O grande ditador

Com ditadores, tudo tem frequentemente tendência a ser uma questão de escalas e ordens de grandeza. Uma das coisas fascinantes de "Autobiografia de Nicolae Ceausescu" tem a ver com esta evolução rumo à total desproporção. Quer dizer: nas imagens dos primeiros tempos de Ceausescu como máximo dirigente do regime romeno ainda existe alguma realidade palpável, ainda podemos acreditar que está ali um homem como os outros rodeado de pessoas como as outras - ou seja, ainda não há "monstruosidade". E depois, compare-se isso com aquela alucinante sequência, já do final dos anos 80, quando tudo começava a ruir, e há um congresso em que um desgraçado (não sabemos quem era, se calhar nem era desgraçado nenhum) resolve criticar Ceausescu e apresentar-se como alternativa a ele; pois bem, tudo, nessa sequência (do gigantismo do auditório ao comportamento da plateia, como se fossem todos "clones" uns dos outros) representa já um mundo distorcido, que dispensa o próprio ditador (nesse momento, a presença de Ceausescu é "virtual") mas não se dispensa de ser o seu reflexo, o seu escudo, não se dispensa de ser um mundo refeito e redimensionado em exclusiva função dos desejos daquele que o conduz. Não era nisto que Bazin e Godard pensavam naquela frase que abre "Le Mépris" (e que falava disto: de um mundo substituído por um desejo para o mundo), mas é inevitável pensar que, por todas as razões e mais alguma, este filme também se podia chamar "O Cinema de Nicolae Ceausescu".

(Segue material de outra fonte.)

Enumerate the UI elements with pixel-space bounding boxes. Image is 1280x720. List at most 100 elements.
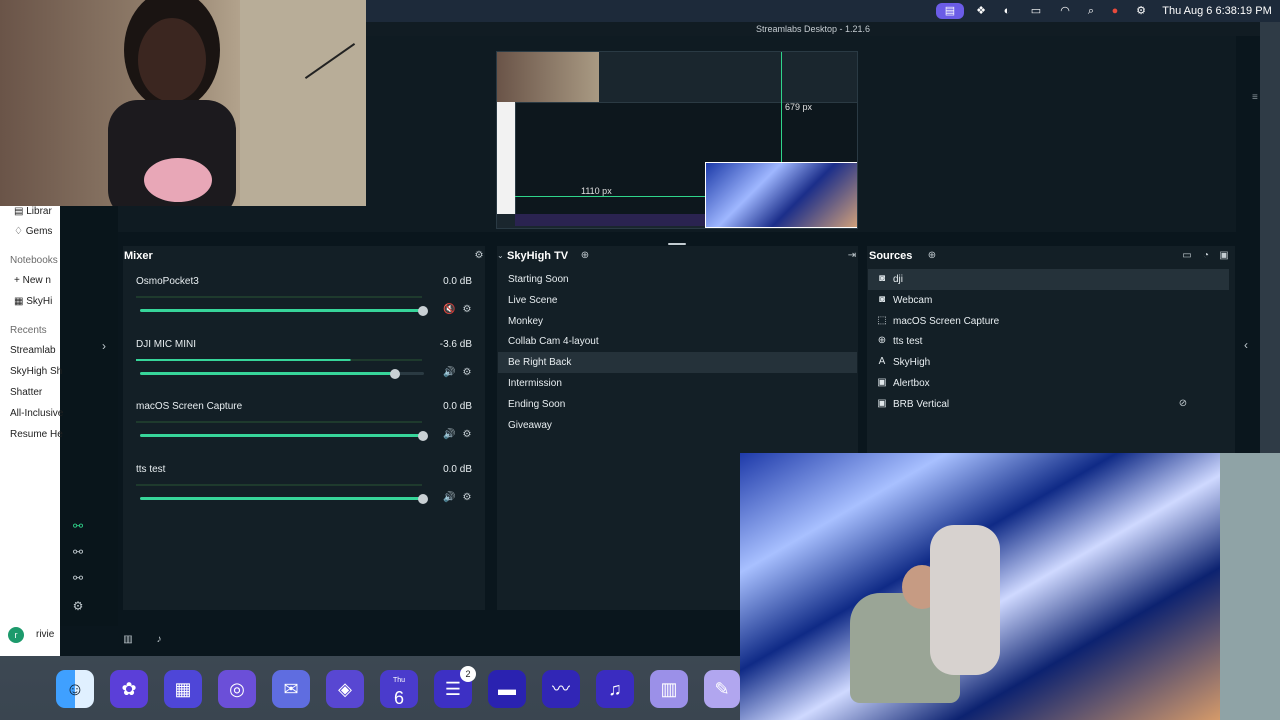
preview-selection-guide bbox=[781, 52, 782, 164]
volume-slider[interactable] bbox=[140, 309, 424, 312]
webcam-person bbox=[108, 0, 236, 206]
source-group-icon[interactable]: ▭ bbox=[1181, 250, 1193, 262]
resize-handle[interactable] bbox=[668, 243, 686, 245]
mail-icon[interactable]: ✉ bbox=[272, 670, 310, 708]
chrome-icon[interactable]: ◎ bbox=[218, 670, 256, 708]
recent-item[interactable]: Resume He bbox=[10, 427, 63, 443]
scene-item[interactable]: Collab Cam 4-layout bbox=[498, 331, 857, 352]
wifi-icon[interactable]: ◠ bbox=[1056, 3, 1074, 19]
source-label: Alertbox bbox=[893, 378, 930, 389]
notes-icon[interactable]: ▬ bbox=[488, 670, 526, 708]
volume-meter bbox=[136, 483, 422, 486]
speaker-icon[interactable]: 🔊 bbox=[443, 367, 455, 379]
source-settings-icon[interactable]: ⚙ bbox=[461, 492, 473, 504]
stage-manager-icon[interactable]: ▤ bbox=[936, 3, 964, 19]
scene-item[interactable]: Starting Soon bbox=[498, 269, 857, 290]
app-icon[interactable]: ❖ bbox=[972, 3, 990, 19]
stream-preview[interactable]: 679 px 1110 px bbox=[496, 51, 858, 229]
expand-sidebar-icon[interactable]: › bbox=[96, 338, 112, 354]
hidden-eye-icon[interactable]: ⊘ bbox=[1177, 398, 1189, 410]
recent-item[interactable]: Streamlab bbox=[10, 343, 56, 359]
photos-icon[interactable]: ✿ bbox=[110, 670, 148, 708]
muted-speaker-icon[interactable]: 🔇 bbox=[443, 304, 455, 316]
battery-icon[interactable]: ▭ bbox=[1024, 3, 1048, 19]
link-icon-2[interactable]: ⚯ bbox=[70, 570, 86, 586]
scene-item[interactable]: Giveaway bbox=[498, 415, 857, 436]
volume-slider-knob[interactable] bbox=[389, 368, 400, 379]
recent-item[interactable]: SkyHigh Sh bbox=[10, 364, 62, 380]
selected-source-box[interactable] bbox=[705, 162, 857, 228]
text-icon: A bbox=[878, 356, 886, 368]
source-item[interactable]: ▣ Alertbox bbox=[868, 373, 1229, 394]
control-center-icon[interactable]: ⚙ bbox=[1132, 3, 1150, 19]
scene-item[interactable]: Ending Soon bbox=[498, 394, 857, 415]
source-item[interactable]: A SkyHigh bbox=[868, 352, 1229, 373]
pages-icon[interactable]: ✎ bbox=[704, 670, 740, 708]
notifications-icon[interactable]: ♪ bbox=[153, 634, 165, 646]
source-label: macOS Screen Capture bbox=[893, 315, 1000, 327]
menubar-clock[interactable]: Thu Aug 6 6:38:19 PM bbox=[1162, 3, 1272, 19]
launchpad-icon[interactable]: ▦ bbox=[164, 670, 202, 708]
collection-dropdown-icon[interactable]: ⌄ bbox=[497, 251, 504, 260]
notebook-icon: ▦ bbox=[14, 296, 27, 307]
volume-slider[interactable] bbox=[140, 434, 424, 437]
volume-slider-knob[interactable] bbox=[418, 493, 428, 504]
circle-icon[interactable]: ◐ bbox=[998, 3, 1016, 19]
source-item[interactable]: ◙ Webcam bbox=[868, 290, 1229, 311]
volume-meter bbox=[136, 421, 422, 423]
speaker-icon[interactable]: 🔊 bbox=[443, 429, 455, 441]
mixer-db-value: 0.0 dB bbox=[443, 463, 472, 475]
add-source-icon[interactable]: ⊕ bbox=[926, 250, 938, 262]
source-item[interactable]: ⬚ macOS Screen Capture bbox=[868, 311, 1229, 332]
source-settings-icon[interactable]: ⚙ bbox=[461, 367, 473, 379]
safari-icon[interactable]: ◈ bbox=[326, 670, 364, 708]
speaker-icon[interactable]: 🔊 bbox=[443, 492, 455, 504]
gems-item[interactable]: ♢ Gems bbox=[14, 224, 52, 240]
scene-collection-title[interactable]: SkyHigh TV bbox=[507, 250, 568, 262]
scene-item[interactable]: Live Scene bbox=[498, 290, 857, 311]
right-expand-icon[interactable]: ‹ bbox=[1244, 338, 1248, 352]
source-settings-icon[interactable]: ⚙ bbox=[461, 304, 473, 316]
volume-slider[interactable] bbox=[140, 496, 424, 500]
source-item[interactable]: ▣ BRB Vertical bbox=[868, 394, 1229, 415]
add-folder-icon[interactable]: ▣ bbox=[1218, 250, 1230, 262]
scene-item[interactable]: Intermission bbox=[498, 373, 857, 394]
menu-icon[interactable]: ≡ bbox=[1252, 92, 1258, 103]
new-notebook-item[interactable]: + New n bbox=[14, 273, 51, 289]
numbers-icon[interactable]: ▥ bbox=[650, 670, 688, 708]
calendar-icon[interactable]: Thu 6 bbox=[380, 670, 418, 708]
recent-item[interactable]: All-Inclusive bbox=[10, 406, 63, 422]
source-item[interactable]: ◙ dji bbox=[868, 269, 1229, 290]
add-scene-icon[interactable]: ⊕ bbox=[579, 250, 591, 262]
freeform-icon[interactable]: 〰 bbox=[542, 670, 580, 708]
volume-slider[interactable] bbox=[140, 371, 424, 375]
performance-icon[interactable]: ▥ bbox=[122, 634, 134, 646]
source-item[interactable]: ⊕ tts test bbox=[868, 331, 1229, 352]
scene-item[interactable]: Monkey bbox=[498, 311, 857, 332]
settings-icon[interactable]: ⚙ bbox=[70, 598, 86, 614]
collapse-icon[interactable]: ⇥ bbox=[846, 250, 858, 262]
height-label: 679 px bbox=[785, 102, 813, 112]
library-item[interactable]: ▤ Librar bbox=[14, 204, 52, 220]
integration-icon[interactable]: ⚯ bbox=[70, 518, 86, 534]
avatar[interactable]: r bbox=[8, 627, 24, 643]
music-icon[interactable]: ♫ bbox=[596, 670, 634, 708]
finder-icon[interactable]: ☺ bbox=[56, 670, 94, 708]
search-icon[interactable]: ⌕ bbox=[1082, 3, 1100, 19]
mixer-settings-icon[interactable]: ⚙ bbox=[473, 250, 485, 262]
source-settings-icon[interactable]: ⚙ bbox=[461, 429, 473, 441]
volume-slider-knob[interactable] bbox=[418, 431, 428, 441]
video-overlay bbox=[740, 453, 1280, 720]
notebook-item[interactable]: ▦ SkyHi bbox=[14, 294, 52, 310]
scene-item[interactable]: Be Right Back bbox=[498, 352, 857, 374]
recents-label: Recents bbox=[10, 325, 47, 336]
chrome-icon[interactable]: ● bbox=[1106, 3, 1124, 19]
mixer-source-name: macOS Screen Capture bbox=[136, 401, 243, 412]
webcam-overlay bbox=[0, 0, 366, 206]
volume-slider-knob[interactable] bbox=[418, 306, 428, 316]
camera-icon: ◙ bbox=[878, 293, 886, 305]
link-icon[interactable]: ⚯ bbox=[70, 544, 86, 560]
mixer-source-name: OsmoPocket3 bbox=[136, 276, 199, 287]
recent-item[interactable]: Shatter bbox=[10, 385, 42, 401]
source-filter-icon[interactable]: ◔ bbox=[1200, 250, 1212, 262]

Este exercício de recomposição dos 24 anos do poder de Ceausescu é uma coisa notabilíssima. É denso, é cruel, é irónico, é complexo por detrás de uma aparência de simplicidade sem deixar de ser simples para além de toda a sua aparente complexidade. Ou seja, tanto é um trabalho prático de compilação de documentação (encontrada em milhares de horas de "footage" oficial do regime romeno), como um tratado, dir-se-ia entre a antropologia e a psicologia, sobre este ditador (e não outro qualquer), como ainda uma reflexão téorica sobre o poder e as imagens do poder (porque em certos pontos tudo se encontra, e Ceausescu não é totalmente diverso de outros ditadores de esquerda ou direita, nem mesmo de alguns "democratas"...). Na sua progressivamente alucinada mundanidade (seja perante a Rainha de Inglaterra seja com os operários de uma fábrica), o Ceausescu desta "autobiografia" parece a versão documental do Adenoyd Hinkel de Chaplin (no "Grande Ditador"). Mas, pela estrutura em "flash-back" lançada nos que seriam (sabemos nós, ele talvez não) os últimos momentos da sua vida (o surreal "tribunal popular" que o julgou a ele à sua mulher), pensa-se noutro cidadão que teve o mundo a seus pés, o Charles Foster Kane de Orson Welles. Mas não há "rosebud" nenhum, e Ujica nem sequer monta as (celebérrimas) imagens dos cadáveres do casal Ceausescu: o ditador chega vivo ao fim do filme, mas a sua humanidade, essa, desaparecera muitas imagens antes.